Jeanne d'Arc

Graben nach Jeanne d’Arc

Audrey Bonnet als Jeanne d’Arc Foto: Stofleth

Romeo Castellucci inszeniert eigensinnig-beeindruckend in Lyon „Jeanne d’Arc au bucher“ von Arthur Honegger, am Pult ist Kazushi Ono
Von Robert Jungwirth
(Lyon, 21. November 2016) Der Anfang könnte auch von Christoph Marthaler inszeniert sein. In einem altertümlichen Klassenzimmer mit abblätternder, hässlich grüner Wandfarbe und flackernder Neonbeleuchtung ist gerade Schulschluss. Die Schüler stürmen nach draußen, während ein Hausmeister in Zeitlupentempo Ordnung macht. Das heißt, zunächst macht er Ordnung, bis er innehält und plötzlich allergrößte Unordnung verursacht, Stühle und Tische auf einen Haufen wirft, die Tafel von der Wand reißt und den Bodenbelag wegzerrt. Und dann auch noch die darunterliegenden Bodenbretter und immer weiter nach unten, bis er mit den bloßen Händen in der Erde wühlt.
Natürlich, die Legende von der heiligen Jungfrau Jeanne d’Arc, die die Engländer besiegte, ist Basiswissen an Schulen – zumindest in Frankreich. Doch Regisseur Romeo Castellucci will tiefer gehen, den Geschichtsballast beiseite räumen. „Es geht es in erster Linie darum, gegen die Symbole zu rebellieren“, sagt Castellucci, gegen die Hagiografie, gegen das nostalgische Gedenken und dagegen, die himmlische Heldin zu feiern. Diese Jeanne d’Arc ist weder eine Heilige, noch das Sühneopfer der „politischen Vernunft“. Es geht hier darum, dieses Bild und seine ideologischen Schichten radikal zu durchbrechen.“
Das gelingt Castellucci in seiner Inszenierung dieses ohnedies mehr symbolistischen als realistischen dramatischen Oratoriums von Arthur Honegger und Paul Claudel faszinierend und verstörend gleichermaßen. Während die Stimme von Jeanne d’Arc zunächst noch aus dem Hausmeister wie ein Geist spricht, der in diesen hineingefahren ist, so wandelt sich die Figur mehr und mehr tatsächlich zur Frau Jeanne d’Arc, hat plötzlich langes schwarzes Haar und steht nackt in ihrer ganzen Weiblichkeit und Verletzlichkeit auf der Bühne, während um sie herum unsichtbar ein Gericht über sie sein Urteil spricht, ihr Bruder Dominique mit ihr Zwiesprache hält, ihr Kindheitserlebnisse durch den Kopf gehen.

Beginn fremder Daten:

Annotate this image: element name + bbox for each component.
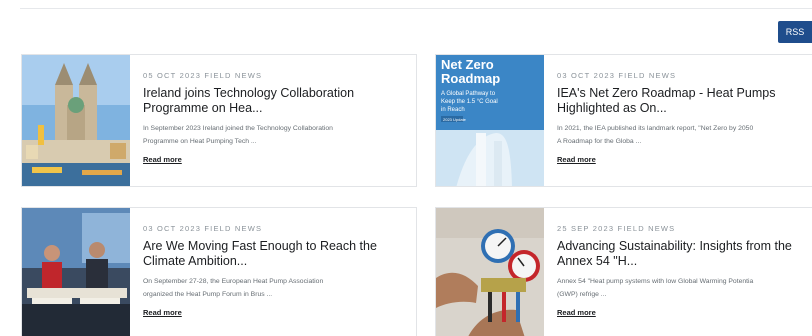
article-date-category: 03 OCT 2023 FIELD NEWS	[557, 71, 677, 80]
article-excerpt: In September 2023 Ireland joined the Tec…	[143, 122, 416, 148]
excerpt-line: (GWP) refrige ...	[557, 291, 607, 298]
cover-title: Roadmap	[441, 71, 500, 86]
article-excerpt: On September 27-28, the European Heat Pu…	[143, 275, 416, 301]
cover-title: Net Zero	[441, 57, 494, 72]
excerpt-line: Programme on Heat Pumping Tech ...	[143, 138, 257, 145]
manifold-gauges-photo[interactable]	[436, 208, 544, 336]
article-title[interactable]: Are We Moving Fast Enough to Reach the C…	[143, 239, 403, 269]
excerpt-line: In September 2023 Ireland joined the Tec…	[143, 125, 333, 132]
read-more-link[interactable]: Read more	[557, 155, 596, 164]
news-card: 25 SEP 2023 FIELD NEWS Advancing Sustain…	[435, 207, 812, 336]
excerpt-line: organized the Heat Pump Forum in Brus ..…	[143, 291, 273, 298]
cover-badge: 2023 Update	[443, 117, 467, 122]
panel-speakers-photo[interactable]	[22, 208, 130, 336]
cover-subtitle: Keep the 1.5 °C Goal	[441, 99, 498, 105]
excerpt-line: On September 27-28, the European Heat Pu…	[143, 278, 324, 285]
excerpt-line: In 2021, the IEA published its landmark …	[557, 125, 754, 132]
article-title[interactable]: IEA's Net Zero Roadmap - Heat Pumps High…	[557, 86, 812, 116]
news-card: 03 OCT 2023 FIELD NEWS Are We Moving Fas…	[21, 207, 417, 336]
excerpt-line: Annex 54 "Heat pump systems with low Glo…	[557, 278, 754, 285]
cover-subtitle: A Global Pathway to	[441, 91, 496, 97]
read-more-link[interactable]: Read more	[557, 308, 596, 317]
church-town-photo[interactable]	[22, 55, 130, 186]
cover-subtitle: in Reach	[441, 107, 465, 113]
news-card: 05 OCT 2023 FIELD NEWS Ireland joins Tec…	[21, 54, 417, 187]
news-card: Net Zero Roadmap A Global Pathway to Kee…	[435, 54, 812, 187]
article-date-category: 25 SEP 2023 FIELD NEWS	[557, 224, 676, 233]
article-date-category: 03 OCT 2023 FIELD NEWS	[143, 224, 263, 233]
article-title[interactable]: Ireland joins Technology Collaboration P…	[143, 86, 403, 116]
article-date-category: 05 OCT 2023 FIELD NEWS	[143, 71, 263, 80]
read-more-link[interactable]: Read more	[143, 308, 182, 317]
read-more-link[interactable]: Read more	[143, 155, 182, 164]
news-page: RSS 05 OCT 2023 FIELD NEWS Ireland joins…	[0, 0, 812, 336]
rss-button[interactable]: RSS	[778, 21, 812, 43]
article-excerpt: Annex 54 "Heat pump systems with low Glo…	[557, 275, 812, 301]
article-title[interactable]: Advancing Sustainability: Insights from …	[557, 239, 812, 269]
report-cover-image[interactable]: Net Zero Roadmap A Global Pathway to Kee…	[436, 55, 544, 186]
excerpt-line: A Roadmap for the Globa ...	[557, 138, 642, 145]
article-excerpt: In 2021, the IEA published its landmark …	[557, 122, 812, 148]
divider	[20, 8, 812, 9]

Die Zuschauer hören die Stimmen der Sängerinnen und Sänger und die des Chors von unten, von oben, von den Rängen des Theaters – aber sie sehen sie nicht. Nur ein paar Personen des Lehrerkollegiums stehen manchmal an der Seite neben dem Klassenraum – unter ihnen Dominique – sie ahnen, dass etwas Seltsames in dem Klassenzimmer vor sich geht, können aber nicht hinein, weil es von innen versperrt ist.
Fantastisch ist vor allem die Leistung der Schauspielerin Audrey Bonnet in der Sprechrolle der Jeanne d’Arc, die sich am Ende ihr Grab mit den eigenen Händen buddelt und geradezu apotheotisch von einer alten, ebenfalls nackten Frau darin gebettet wird. Grandios in dieser außergewöhnlichen Aufführung, die die Legende der Jeanne d’Arc als eine Art Reinkarnation oder Besessenheit vorstellt, auch die musikalische Umsetzung in der Gesamtleitung durch den Chefdirigenten der Oper Lyon Kazushi Ono. Ono verlebendigt Honeggers ungemein vielgestaltige und anspielungsreiche Partitur mit beispielhafter Klarheit und einer mit der Inszenierung korrespondierenden zum Ende hin sich immer weiter steigernden Eindringlichkeit. Trotz oder gerade wegen des verfremdenden Ansatzes von Castellucci werden die Berührungspunkte von Regie und Musik und Text zu ganz besonderen rätselhaft-zauberhaften Höhepunkten – etwa wenn Jeanne auf einem Besen reitet oder sich an Lieder aus ihrer Kindheit erinnert und dabei ihren ganzen Körper mit Mehl bestäubt.
„Diese Musik ist eine Tür, die sich zu einer Reise ins Innere öffnet“, sagt Castellucci. Er hat dafür eine ebenso eigenwillige wie beeindruckende Bildersprache gefunden.
Man darf gespannt sein, was dem Italiener zu Wagners „Tannhäuser“ einfallen wird, den er im Mai an der Bayerischen Staatsoper in München inszeniert.